A Venetian farmer in 1888 in Esperanza (Argentina) said:
“Here, from the richest to the poorest, all live on meat, bread and soup every day! » A farmer in Cuneo recalls in an interview: “My father was born in 1870. He left for adventure embarking for Argentina … The only thing that was not missing was meat, therefore they did not go hungry. In Argentina meat was like our cornmeal porridge here. They killed a calf and cooked it on the spit. They then cut off pieces of meat with a knife and ate”.
Finally, even the labourers from Calabria that arrived in the United States were surprised by the “equality” of the eating habits, which consisted in the fact that everyone could have access to daily meat consumption:
“When you came home with that great steak, you know, as thick as this, with all the blood that we are not used to in Italy… And you eat… There is no jealousy in America. We all eat the same, all the same steak, all at the same table, all equal…”
In 1890 the results of the Inquiry on the hygienic and sanitary conditions of the workers of the land by Mario Panizza were published in Italy (a compendium of the more popular Enquiry Jacini-Bertani) and once again the constant food shortages in rural populations was stigmatised, with a strong focus on the lack of an adequate consumption of meat, which was limited to the religious feasts, weddings, baptisms and little else.
This situation continued until the first third of the twentieth century. What Ancel Keys saw in central and southern Italy at the end of the Second World War, was in fact, a chronic habit of not eating meat due less to a “lifestyle choice”, but more to the result of centuries of “chronic inability to gain access to the consumption of meat”.
The 1960s represented for Italy a period of great economic development, which enabled her country to finally defeat hunger and the areas of undernourishment. The consumer food model became widespread and meat, coveted for centuries, finally became available to everyone.
Eating meat was a kind of declaration of freedom from misery and poverty. Doctors and paediatricians continued to suggest the consumption of meat as a factor for improving the growth of children and teenagers. The daily ration of meat for military conscripts was 200 g (even today this is the daily ration as per OG), the meal canteens always included a meat dish, and throughout the following decade the “main course” in the Italian gastronomic tradition became almost exclusively meat based (steak, sliced, roasted, boiled, cutlet, escalope, …) making them forget, for a time, the gastronomic variety that traditional nutrition had developed over the centuries.

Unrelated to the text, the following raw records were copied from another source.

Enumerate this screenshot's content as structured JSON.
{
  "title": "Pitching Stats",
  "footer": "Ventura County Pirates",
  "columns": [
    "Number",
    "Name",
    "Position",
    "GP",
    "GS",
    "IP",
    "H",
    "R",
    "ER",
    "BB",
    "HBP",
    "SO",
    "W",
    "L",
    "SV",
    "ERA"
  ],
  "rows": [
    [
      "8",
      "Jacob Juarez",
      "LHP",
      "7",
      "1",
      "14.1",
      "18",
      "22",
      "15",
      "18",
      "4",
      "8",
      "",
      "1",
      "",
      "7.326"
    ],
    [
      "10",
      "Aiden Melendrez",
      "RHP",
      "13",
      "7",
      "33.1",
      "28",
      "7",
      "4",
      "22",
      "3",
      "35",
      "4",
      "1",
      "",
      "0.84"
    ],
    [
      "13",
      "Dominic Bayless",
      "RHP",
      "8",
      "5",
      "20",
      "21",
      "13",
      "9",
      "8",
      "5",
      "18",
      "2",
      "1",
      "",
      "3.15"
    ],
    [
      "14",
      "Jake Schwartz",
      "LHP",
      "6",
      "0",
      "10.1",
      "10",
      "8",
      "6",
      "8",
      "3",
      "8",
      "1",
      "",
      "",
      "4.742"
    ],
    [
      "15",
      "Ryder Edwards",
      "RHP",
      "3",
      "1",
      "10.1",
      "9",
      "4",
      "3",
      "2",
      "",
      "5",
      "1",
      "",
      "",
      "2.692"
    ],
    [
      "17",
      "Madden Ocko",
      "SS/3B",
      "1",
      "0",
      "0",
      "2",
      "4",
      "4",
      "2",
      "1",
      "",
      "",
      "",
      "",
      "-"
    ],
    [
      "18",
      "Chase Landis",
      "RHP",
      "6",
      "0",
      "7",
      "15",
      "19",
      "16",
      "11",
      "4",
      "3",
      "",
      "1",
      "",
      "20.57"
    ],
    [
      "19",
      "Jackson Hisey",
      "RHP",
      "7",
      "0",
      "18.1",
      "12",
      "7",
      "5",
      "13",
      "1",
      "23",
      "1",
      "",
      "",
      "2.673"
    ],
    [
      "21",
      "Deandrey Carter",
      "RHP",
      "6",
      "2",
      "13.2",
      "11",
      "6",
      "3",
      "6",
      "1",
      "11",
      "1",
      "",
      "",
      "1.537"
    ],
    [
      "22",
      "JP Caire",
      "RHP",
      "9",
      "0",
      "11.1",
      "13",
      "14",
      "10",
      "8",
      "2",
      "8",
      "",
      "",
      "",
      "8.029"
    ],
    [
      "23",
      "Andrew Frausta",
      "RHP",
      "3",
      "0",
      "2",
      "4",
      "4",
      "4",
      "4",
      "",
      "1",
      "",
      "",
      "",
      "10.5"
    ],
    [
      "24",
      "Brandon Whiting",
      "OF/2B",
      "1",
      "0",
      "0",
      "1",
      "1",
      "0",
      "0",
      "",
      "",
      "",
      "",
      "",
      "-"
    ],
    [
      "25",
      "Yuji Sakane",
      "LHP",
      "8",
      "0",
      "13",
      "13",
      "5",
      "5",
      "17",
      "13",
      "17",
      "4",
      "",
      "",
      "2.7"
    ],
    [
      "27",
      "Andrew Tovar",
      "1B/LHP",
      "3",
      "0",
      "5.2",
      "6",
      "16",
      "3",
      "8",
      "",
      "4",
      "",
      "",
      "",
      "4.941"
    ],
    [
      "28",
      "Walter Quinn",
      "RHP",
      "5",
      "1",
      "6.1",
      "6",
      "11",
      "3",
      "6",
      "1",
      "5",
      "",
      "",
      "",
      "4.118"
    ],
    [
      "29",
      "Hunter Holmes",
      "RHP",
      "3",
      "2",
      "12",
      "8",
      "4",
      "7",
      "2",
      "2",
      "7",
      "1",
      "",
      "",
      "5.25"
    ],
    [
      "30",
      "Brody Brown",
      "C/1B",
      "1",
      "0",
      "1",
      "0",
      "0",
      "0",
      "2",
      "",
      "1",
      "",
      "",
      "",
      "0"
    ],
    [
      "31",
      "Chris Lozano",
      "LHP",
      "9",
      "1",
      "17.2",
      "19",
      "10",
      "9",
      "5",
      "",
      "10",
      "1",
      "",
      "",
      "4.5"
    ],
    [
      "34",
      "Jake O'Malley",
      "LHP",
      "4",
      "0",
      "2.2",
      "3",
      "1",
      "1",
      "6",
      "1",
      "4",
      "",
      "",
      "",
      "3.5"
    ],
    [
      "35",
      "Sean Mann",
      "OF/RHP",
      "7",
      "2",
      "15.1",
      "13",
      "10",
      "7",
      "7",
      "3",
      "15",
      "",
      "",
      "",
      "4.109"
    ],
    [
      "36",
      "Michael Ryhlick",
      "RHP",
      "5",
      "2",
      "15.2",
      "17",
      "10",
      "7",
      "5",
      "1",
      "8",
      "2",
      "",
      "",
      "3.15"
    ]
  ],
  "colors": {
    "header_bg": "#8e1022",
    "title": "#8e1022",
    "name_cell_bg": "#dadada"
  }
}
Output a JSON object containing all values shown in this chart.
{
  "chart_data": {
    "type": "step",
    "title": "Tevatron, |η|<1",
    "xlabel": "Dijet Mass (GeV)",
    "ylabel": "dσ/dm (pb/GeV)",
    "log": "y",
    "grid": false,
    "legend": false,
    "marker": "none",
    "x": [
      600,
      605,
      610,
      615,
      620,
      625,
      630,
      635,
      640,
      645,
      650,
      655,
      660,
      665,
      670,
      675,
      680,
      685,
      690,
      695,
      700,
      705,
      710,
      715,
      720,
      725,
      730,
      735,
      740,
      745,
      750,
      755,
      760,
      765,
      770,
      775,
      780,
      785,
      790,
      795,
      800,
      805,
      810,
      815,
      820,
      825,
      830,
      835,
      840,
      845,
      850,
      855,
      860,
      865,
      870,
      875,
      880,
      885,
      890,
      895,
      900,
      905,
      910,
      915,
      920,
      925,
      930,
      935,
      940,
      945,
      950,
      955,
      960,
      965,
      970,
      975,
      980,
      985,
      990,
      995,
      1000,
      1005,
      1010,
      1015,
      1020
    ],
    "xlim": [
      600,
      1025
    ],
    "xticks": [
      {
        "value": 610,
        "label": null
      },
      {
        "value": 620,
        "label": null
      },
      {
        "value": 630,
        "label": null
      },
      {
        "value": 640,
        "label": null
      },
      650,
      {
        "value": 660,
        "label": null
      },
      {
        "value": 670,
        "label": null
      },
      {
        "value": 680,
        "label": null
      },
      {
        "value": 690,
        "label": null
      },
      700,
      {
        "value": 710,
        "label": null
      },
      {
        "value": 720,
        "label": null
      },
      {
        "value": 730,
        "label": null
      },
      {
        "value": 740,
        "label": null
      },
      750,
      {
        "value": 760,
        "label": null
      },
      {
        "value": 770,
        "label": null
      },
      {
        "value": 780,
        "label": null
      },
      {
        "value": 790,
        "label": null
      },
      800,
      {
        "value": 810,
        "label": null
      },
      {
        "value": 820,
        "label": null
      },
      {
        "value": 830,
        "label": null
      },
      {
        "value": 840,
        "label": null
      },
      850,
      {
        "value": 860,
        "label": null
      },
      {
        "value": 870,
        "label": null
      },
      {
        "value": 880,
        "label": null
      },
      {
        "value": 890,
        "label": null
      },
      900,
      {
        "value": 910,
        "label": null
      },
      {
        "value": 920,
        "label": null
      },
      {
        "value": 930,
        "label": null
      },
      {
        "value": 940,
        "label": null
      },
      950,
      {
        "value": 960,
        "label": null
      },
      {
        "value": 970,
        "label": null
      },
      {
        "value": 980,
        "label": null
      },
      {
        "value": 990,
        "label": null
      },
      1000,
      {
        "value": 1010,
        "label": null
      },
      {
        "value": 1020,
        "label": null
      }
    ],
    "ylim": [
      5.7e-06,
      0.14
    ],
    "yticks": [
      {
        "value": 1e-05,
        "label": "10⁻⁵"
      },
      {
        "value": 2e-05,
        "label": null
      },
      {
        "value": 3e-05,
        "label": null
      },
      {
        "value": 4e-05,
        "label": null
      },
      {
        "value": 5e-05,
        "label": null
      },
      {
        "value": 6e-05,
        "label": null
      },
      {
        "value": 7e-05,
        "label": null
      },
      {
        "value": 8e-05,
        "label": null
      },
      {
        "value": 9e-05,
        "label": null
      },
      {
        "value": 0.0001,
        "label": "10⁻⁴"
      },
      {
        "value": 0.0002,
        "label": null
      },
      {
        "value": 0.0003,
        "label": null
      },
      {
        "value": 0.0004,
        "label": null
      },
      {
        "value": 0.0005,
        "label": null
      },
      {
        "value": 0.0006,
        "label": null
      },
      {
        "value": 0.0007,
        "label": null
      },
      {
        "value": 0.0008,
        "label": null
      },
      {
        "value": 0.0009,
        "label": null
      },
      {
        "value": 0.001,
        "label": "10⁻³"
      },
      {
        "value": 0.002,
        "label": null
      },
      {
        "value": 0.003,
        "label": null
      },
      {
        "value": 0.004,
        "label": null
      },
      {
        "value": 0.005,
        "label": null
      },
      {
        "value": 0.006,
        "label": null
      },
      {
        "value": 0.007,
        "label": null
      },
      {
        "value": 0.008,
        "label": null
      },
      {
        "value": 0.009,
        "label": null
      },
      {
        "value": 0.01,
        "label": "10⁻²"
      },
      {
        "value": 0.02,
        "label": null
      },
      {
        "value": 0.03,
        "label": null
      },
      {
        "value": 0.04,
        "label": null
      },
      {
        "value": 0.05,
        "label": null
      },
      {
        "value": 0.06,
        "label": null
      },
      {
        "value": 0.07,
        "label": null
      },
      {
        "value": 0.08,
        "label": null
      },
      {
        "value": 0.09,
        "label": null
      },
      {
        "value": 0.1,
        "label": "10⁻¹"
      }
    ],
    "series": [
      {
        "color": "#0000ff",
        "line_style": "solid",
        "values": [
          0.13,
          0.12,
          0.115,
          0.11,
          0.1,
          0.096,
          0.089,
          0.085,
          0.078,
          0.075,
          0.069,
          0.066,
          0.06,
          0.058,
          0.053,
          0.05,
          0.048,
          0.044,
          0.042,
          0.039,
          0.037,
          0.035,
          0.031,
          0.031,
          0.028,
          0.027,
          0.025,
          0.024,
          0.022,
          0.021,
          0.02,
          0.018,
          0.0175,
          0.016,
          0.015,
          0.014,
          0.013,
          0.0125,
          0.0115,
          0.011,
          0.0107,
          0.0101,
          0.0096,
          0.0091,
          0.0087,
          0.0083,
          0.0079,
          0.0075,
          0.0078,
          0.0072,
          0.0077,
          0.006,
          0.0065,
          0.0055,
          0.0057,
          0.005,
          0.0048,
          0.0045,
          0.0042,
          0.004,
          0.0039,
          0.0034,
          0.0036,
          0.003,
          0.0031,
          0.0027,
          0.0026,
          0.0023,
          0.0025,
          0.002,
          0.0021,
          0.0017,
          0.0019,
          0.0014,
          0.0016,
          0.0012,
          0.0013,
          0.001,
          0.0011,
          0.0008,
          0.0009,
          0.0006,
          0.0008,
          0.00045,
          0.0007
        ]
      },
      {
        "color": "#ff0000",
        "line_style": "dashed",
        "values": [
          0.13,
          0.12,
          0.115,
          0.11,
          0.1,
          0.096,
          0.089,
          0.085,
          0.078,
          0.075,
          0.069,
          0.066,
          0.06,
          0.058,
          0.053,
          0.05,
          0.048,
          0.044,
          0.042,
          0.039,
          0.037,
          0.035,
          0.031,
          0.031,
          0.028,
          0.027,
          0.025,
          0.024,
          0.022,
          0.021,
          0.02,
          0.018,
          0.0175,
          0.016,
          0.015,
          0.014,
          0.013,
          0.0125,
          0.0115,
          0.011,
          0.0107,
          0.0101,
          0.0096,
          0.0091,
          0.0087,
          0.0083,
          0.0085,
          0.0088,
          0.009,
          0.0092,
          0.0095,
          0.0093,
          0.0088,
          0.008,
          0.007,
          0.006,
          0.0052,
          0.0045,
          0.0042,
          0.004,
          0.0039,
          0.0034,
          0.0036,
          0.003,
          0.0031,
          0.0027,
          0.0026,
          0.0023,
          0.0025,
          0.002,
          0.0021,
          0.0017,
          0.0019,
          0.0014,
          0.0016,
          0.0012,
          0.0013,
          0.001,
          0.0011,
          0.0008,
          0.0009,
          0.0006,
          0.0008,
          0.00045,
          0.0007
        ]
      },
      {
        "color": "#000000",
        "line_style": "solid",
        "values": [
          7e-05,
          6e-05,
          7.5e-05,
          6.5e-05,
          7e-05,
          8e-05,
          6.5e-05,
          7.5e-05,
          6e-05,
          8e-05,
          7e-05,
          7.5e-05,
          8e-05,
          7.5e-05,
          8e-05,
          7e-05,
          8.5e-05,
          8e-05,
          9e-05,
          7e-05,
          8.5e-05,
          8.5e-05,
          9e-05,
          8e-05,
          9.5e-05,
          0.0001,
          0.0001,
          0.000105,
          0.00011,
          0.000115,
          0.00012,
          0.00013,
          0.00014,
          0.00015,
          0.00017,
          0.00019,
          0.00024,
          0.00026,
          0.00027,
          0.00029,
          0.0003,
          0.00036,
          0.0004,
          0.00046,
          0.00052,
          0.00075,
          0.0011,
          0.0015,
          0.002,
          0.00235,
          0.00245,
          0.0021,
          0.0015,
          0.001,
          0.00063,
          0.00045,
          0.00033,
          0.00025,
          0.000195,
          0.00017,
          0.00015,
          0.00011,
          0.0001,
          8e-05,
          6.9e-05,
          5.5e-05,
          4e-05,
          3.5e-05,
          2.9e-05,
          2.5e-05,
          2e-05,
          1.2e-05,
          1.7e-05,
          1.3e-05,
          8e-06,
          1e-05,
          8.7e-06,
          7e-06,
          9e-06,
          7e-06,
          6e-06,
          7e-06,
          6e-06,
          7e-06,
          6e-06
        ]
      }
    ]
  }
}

The attitude towards the consumption of meat from half way through the 1980s began to change: forgotten the initial enthusiasm, the fact that hunger had been reduced and that in Italy certain health disorders began to be linked to an excessive consumption of meat and animal fats triggered an equal and opposite reaction: the consumption of meat was considered one of the main risk factors of the so-called “diseases of well being”. This led to the elaboration of a new model of Mediterranean Diet that, taking the example of the gastronomic culture of the Mediterranean countries, proposed as a source of food: bread, pasta and the use of the rich heritage of vegetables, fruits and cheeses that characterises precisely the Mediterranean, bringing meat consumption to be the necessary complement for a balanced diet.